Publié à 15h16, le 14 avril 2017 , Modifié à 09h27, le 15 avril 2017

Marine Le Pen s’amuse à imaginer un second tour entre elle et François Fillon "rien que pour voir la gueule des journalistes"
© FRANCOIS NASCIMBENI / AFP
Image Amandine Réaux


Cela fait des mois que Marine Le Pen se voit défier Emmanuel Macron au second tour de la présidentielle, dans ce qu’elle revendique être un duel "entre une patriote décomplexée et un mondialiste décomplexé". Les sondages vont dans ce sens et la candidate FN elle-même "ne pense pas" ne pas être qualifiée au second tour. La cheffe frontiste imagine donc une autre configuration pour le second tour (où elle est donc présente) qui l’amuse beaucoup.

Comme le rapporte le journaliste Yaël Goosz de franceinfo: ce vendredi 14 avril, Marine Le Pen aimerait être qualifiée pour affronter François Fillon "rien que pour voir la gueule des journalistes". Une confidence qu’elle conclut par "un éclat de rire".

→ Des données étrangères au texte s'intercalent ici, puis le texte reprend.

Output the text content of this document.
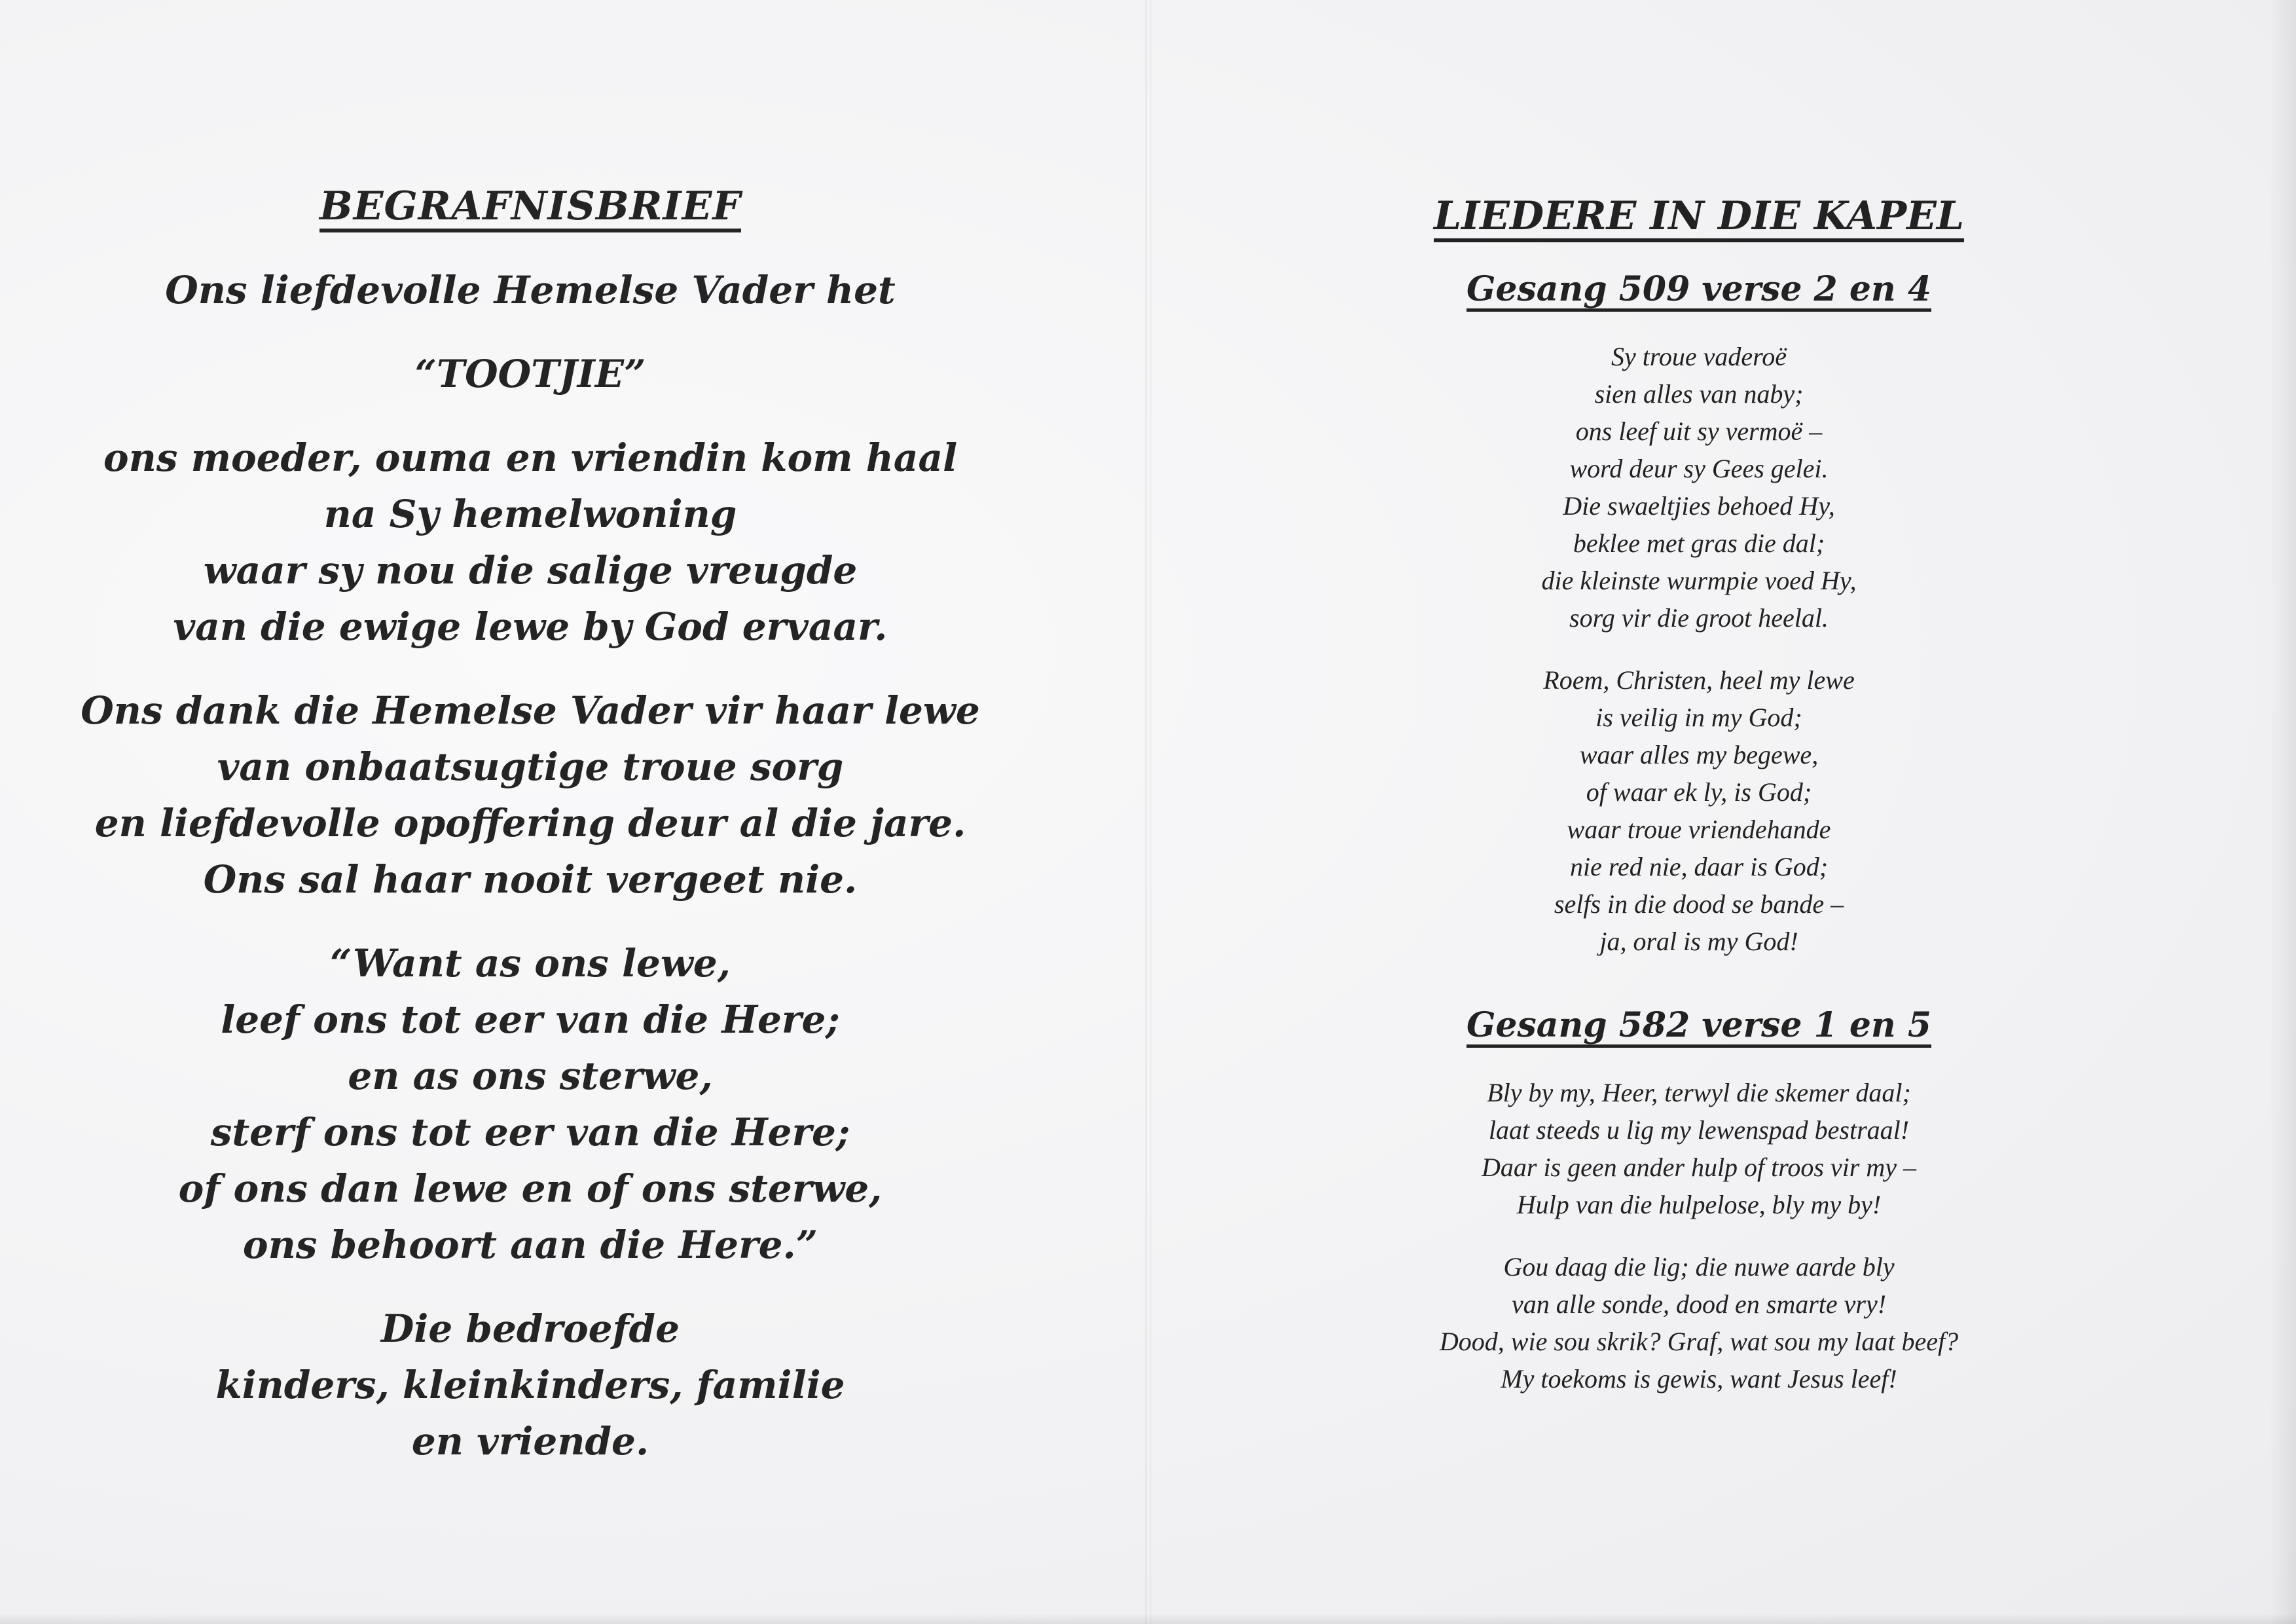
BEGRAFNISBRIEF
Ons liefdevolle Hemelse Vader het
“TOOTJIE”
ons moeder, ouma en vriendin kom haal
na Sy hemelwoning
waar sy nou die salige vreugde
van die ewige lewe by God ervaar.
Ons dank die Hemelse Vader vir haar lewe
van onbaatsugtige troue sorg
en liefdevolle opoffering deur al die jare.
Ons sal haar nooit vergeet nie.
“Want as ons lewe,
leef ons tot eer van die Here;
en as ons sterwe,
sterf ons tot eer van die Here;
of ons dan lewe en of ons sterwe,
ons behoort aan die Here.”
Die bedroefde
kinders, kleinkinders, familie
en vriende.
LIEDERE IN DIE KAPEL
Gesang 509 verse 2 en 4
Sy troue vaderoë
sien alles van naby;
ons leef uit sy vermoë –
word deur sy Gees gelei.
Die swaeltjies behoed Hy,
beklee met gras die dal;
die kleinste wurmpie voed Hy,
sorg vir die groot heelal.
Roem, Christen, heel my lewe
is veilig in my God;
waar alles my begewe,
of waar ek ly, is God;
waar troue vriendehande
nie red nie, daar is God;
selfs in die dood se bande –
ja, oral is my God!
Gesang 582 verse 1 en 5
Bly by my, Heer, terwyl die skemer daal;
laat steeds u lig my lewenspad bestraal!
Daar is geen ander hulp of troos vir my –
Hulp van die hulpelose, bly my by!
Gou daag die lig; die nuwe aarde bly
van alle sonde, dood en smarte vry!
Dood, wie sou skrik? Graf, wat sou my laat beef?
My toekoms is gewis, want Jesus leef!
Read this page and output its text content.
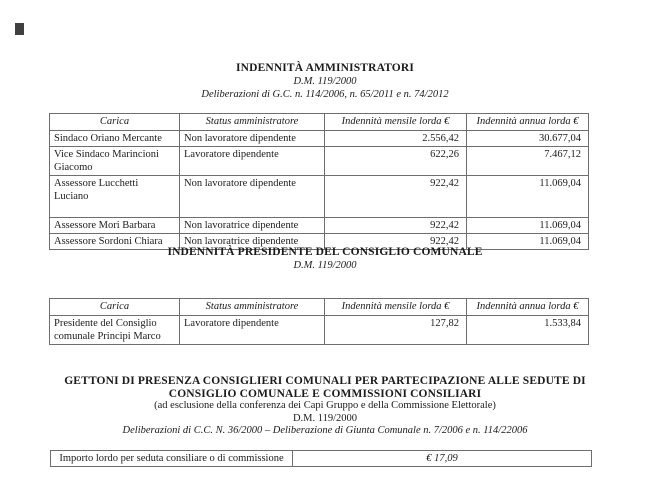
INDENNITÀ AMMINISTRATORI
D.M. 119/2000
Deliberazioni di G.C. n. 114/2006, n. 65/2011 e n. 74/2012
Carica	Status amministratore	Indennità mensile lorda €	Indennità annua lorda €
Sindaco Oriano Mercante	Non lavoratore dipendente	2.556,42	30.677,04
Vice Sindaco Marincioni Giacomo	Lavoratore dipendente	622,26	7.467,12
Assessore Lucchetti Luciano	Non lavoratore dipendente	922,42	11.069,04
Assessore Mori Barbara	Non lavoratrice dipendente	922,42	11.069,04
Assessore Sordoni Chiara	Non lavoratrice dipendente	922,42	11.069,04
INDENNITÀ PRESIDENTE DEL CONSIGLIO COMUNALE
D.M. 119/2000
Carica	Status amministratore	Indennità mensile lorda €	Indennità annua lorda €
Presidente del Consiglio comunale Principi Marco	Lavoratore dipendente	127,82	1.533,84
GETTONI DI PRESENZA CONSIGLIERI COMUNALI PER PARTECIPAZIONE ALLE SEDUTE DI
CONSIGLIO COMUNALE E COMMISSIONI CONSILIARI
(ad esclusione della conferenza dei Capi Gruppo e della Commissione Elettorale)
D.M. 119/2000
Deliberazioni di C.C. N. 36/2000 – Deliberazione di Giunta Comunale n. 7/2006 e n. 114/22006
Importo lordo per seduta consiliare o di commissione	€ 17,09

Les deux candidats ont au moins en commun d’avoir attaqué les journalistes à de nombreuses reprises parce qu’ils s’estiment victimes du *système médiatique* qui voudrait favoriser l’élection d’Emmanuel Macron. Ainsi, Marine Le Pen ne cesse de moquer la "fascination" des médias pour l’ancien ministre de l’Économie, accusant ici la présentatrice du JT de TF1 Anne-Claire Coudray de "manger des yeux" le candidat d’En Marche !, surnommant là BFMTV "BFMacron" en raison de supposés liens entre la chaîne d’information et son adversaire à la présidentielle.

Le candidat LR, quant à lui, ne cesse de fustiger le traitement médiatique des nombreuses affaires qui le touchent. "Cela fait deux mois et demi que, tous les jours, vous me déversez de la boue sur la figure", a encore lancé François Fillon jeudi à l’adresse des médias, sifflés pendant certains de ses meetings. L’ancien Premier ministre, qui s’estime victime d'une "machination", refuse désormais de répondre aux questions sur ses "affaires".

Lors de plusieurs meetings ou déplacements des deux candidats, des journalistes ont été agressés par des militants LR ou FN (voir ici ou ). Ce que François Fillon a condamné… sous-entendant toutefois qu’ils l’avaient peut-être un peu cherché.